Nicht nur ich bin verwundert, sondern auch der Rest der Klasse, dem das nicht entgangen ist. Der Lehrer bringt eine weitere dunkelblau, leicht glitzernde Geschenkbox hervor, die oben drauf auch noch mit einer silbernen Geschenkrosette verziert ist, hervor.
"Das darf aber eigentlich nicht sein ..."
"Ich weiß auch nicht, wie es dazu kommt", gebe ich unschuldig zurück.
Er fragt alle Mitanwesenden: "Hat irgendjemand kein Geschenk?"

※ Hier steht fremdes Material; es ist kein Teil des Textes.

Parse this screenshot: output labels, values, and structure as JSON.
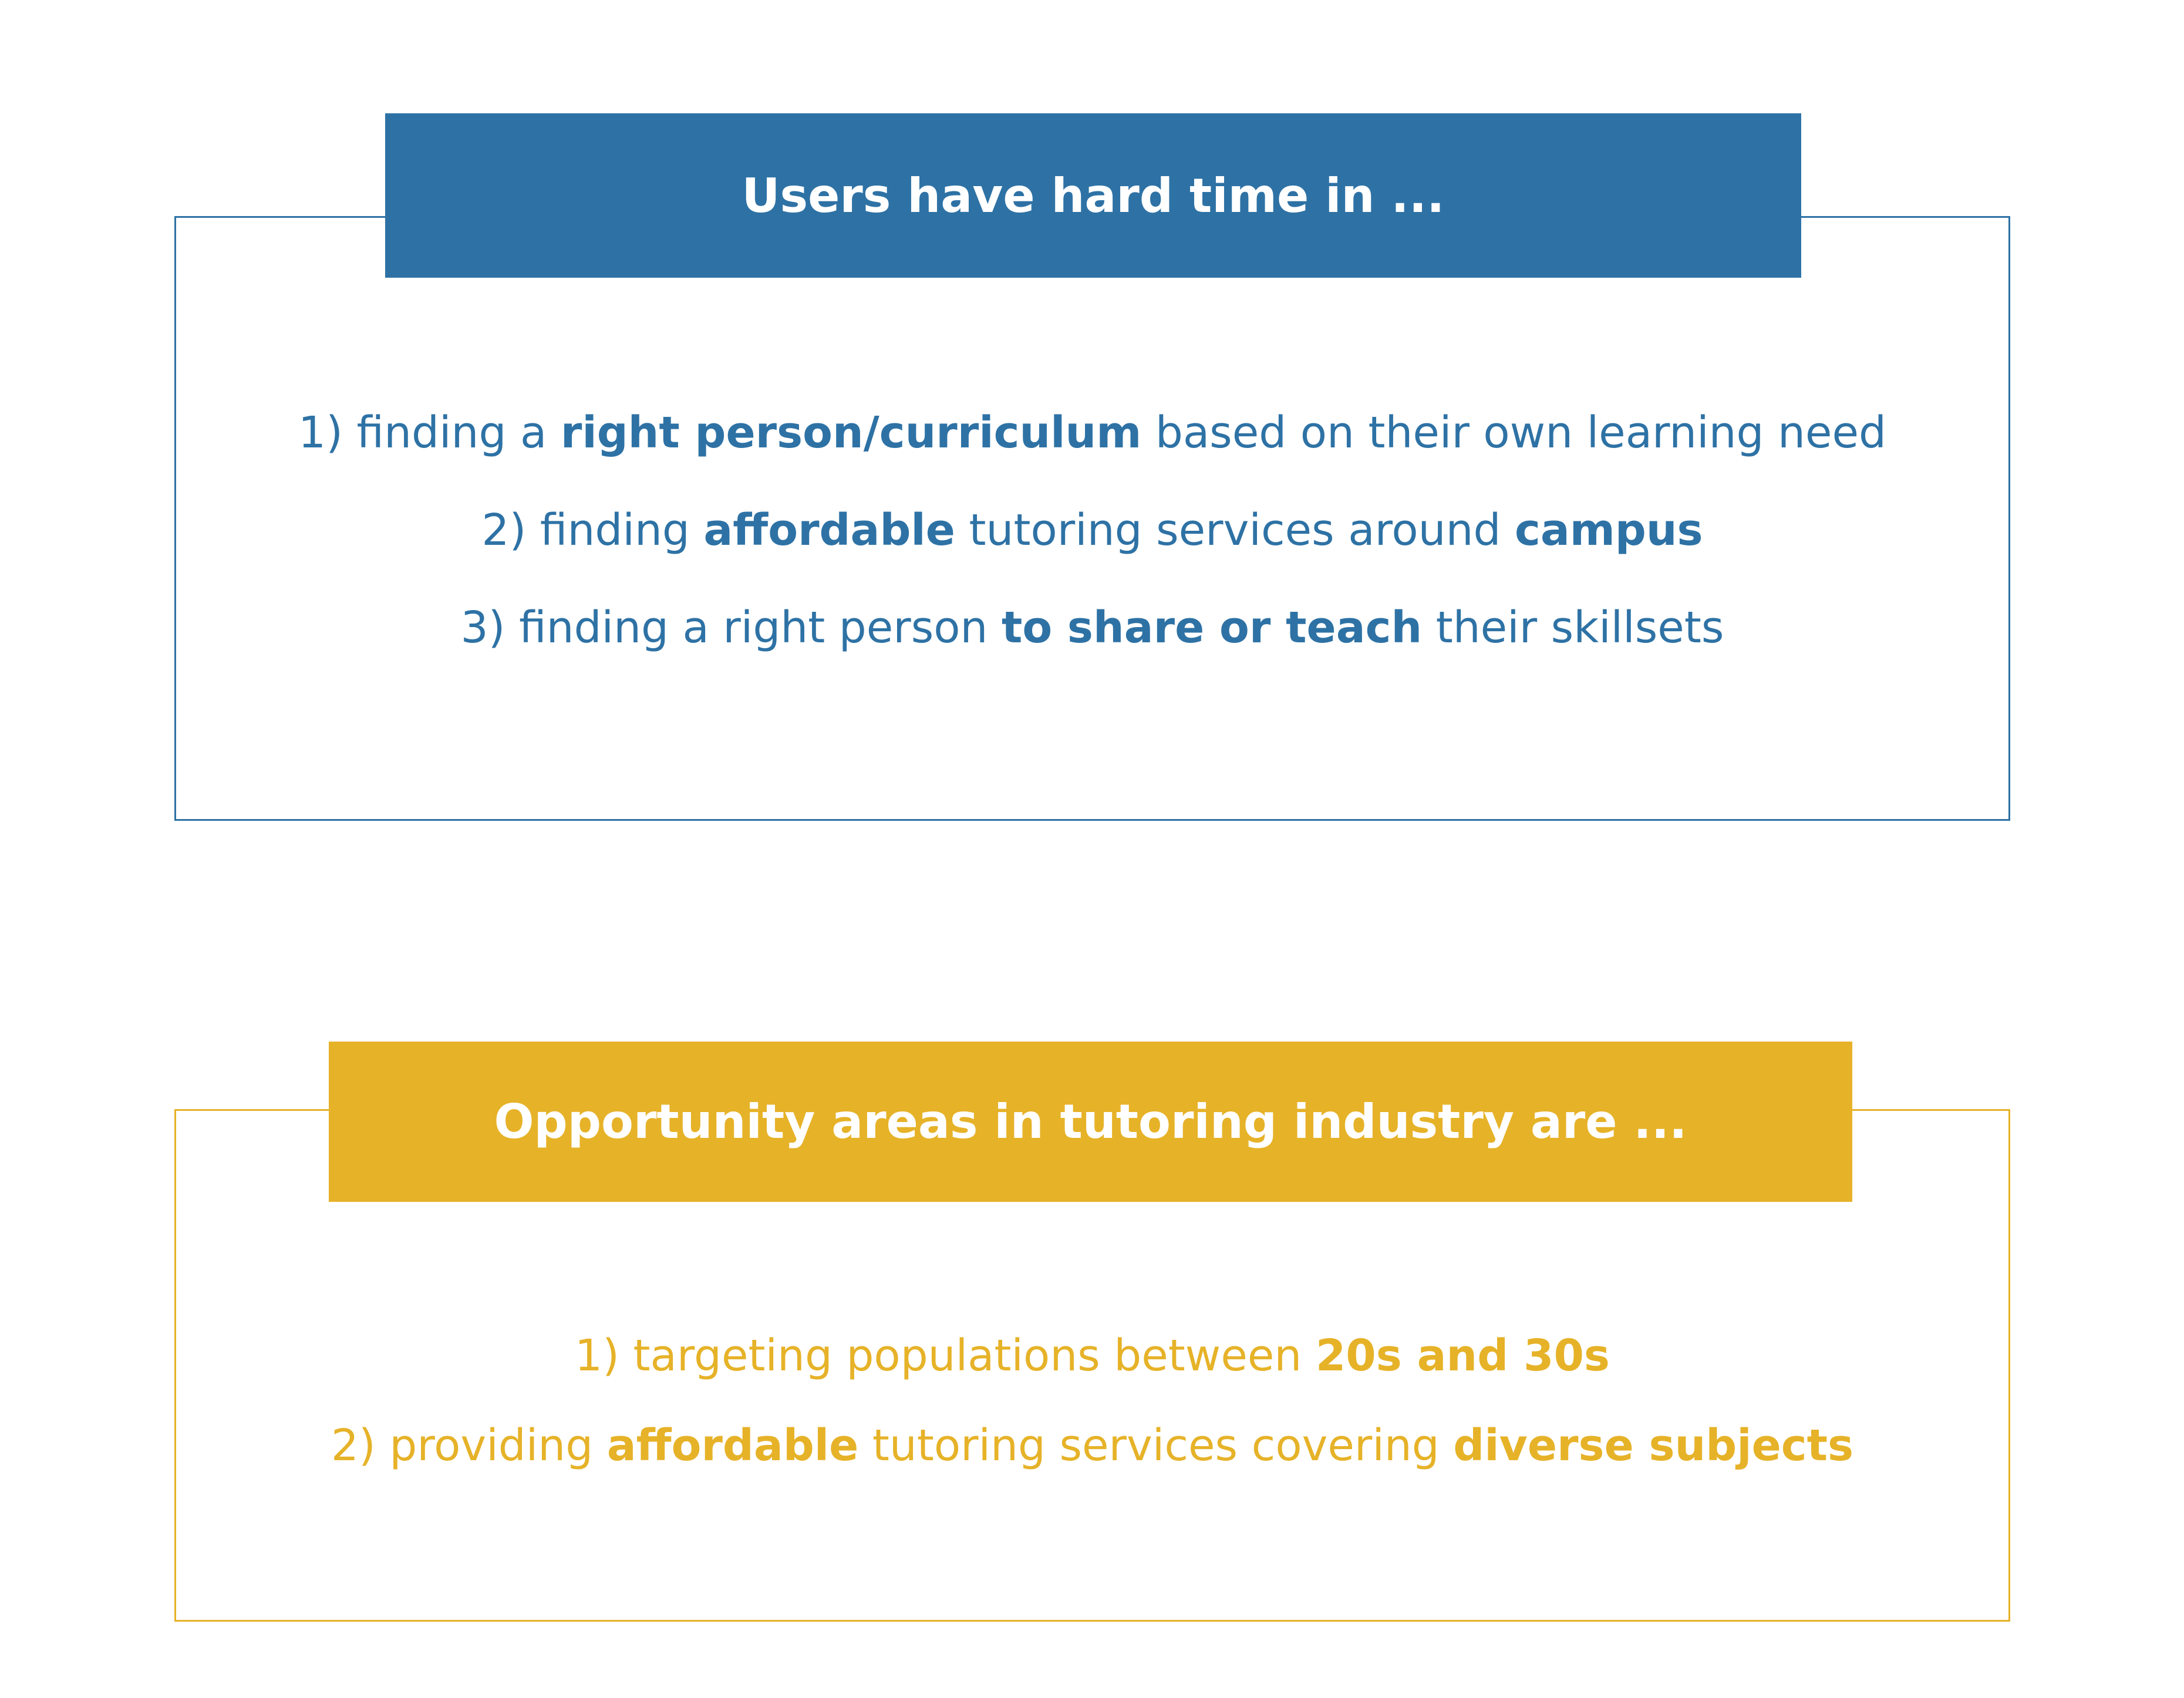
{
  "problems": {
    "title": "Users have hard time in ...",
    "accent_color": "#2e72a5",
    "items": [
      {
        "parts": [
          "1) finding a ",
          "right person/curriculum",
          " based on their own learning need"
        ]
      },
      {
        "parts": [
          "2) finding ",
          "affordable",
          " tutoring services around ",
          "campus"
        ]
      },
      {
        "parts": [
          "3) finding a right person ",
          "to share or teach",
          " their skillsets"
        ]
      }
    ]
  },
  "opportunities": {
    "title": "Opportunity areas in tutoring industry are ...",
    "accent_color": "#e6b228",
    "items": [
      {
        "parts": [
          "1) targeting populations between ",
          "20s and 30s"
        ]
      },
      {
        "parts": [
          "2) providing ",
          "affordable",
          " tutoring services covering ",
          "diverse subjects"
        ]
      }
    ]
  }
}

Erst jetzt bemerke ich, dass das bereits das Letzte ist, was er aus seiner Tüte greift. Niemand gibt ihm eine Antwort, woraus er schließt, dass dem nicht so ist und er mir zulächelt. "Dann wollte dir wohl jemand einfach so noch etwas schenken. Das ist doch auch schön!"
Er scheint sich über die Klassengemeinschaft zu freuen und geht, während ich, noch immer verwirrt, auch das zweite Geschenk an mich nehme.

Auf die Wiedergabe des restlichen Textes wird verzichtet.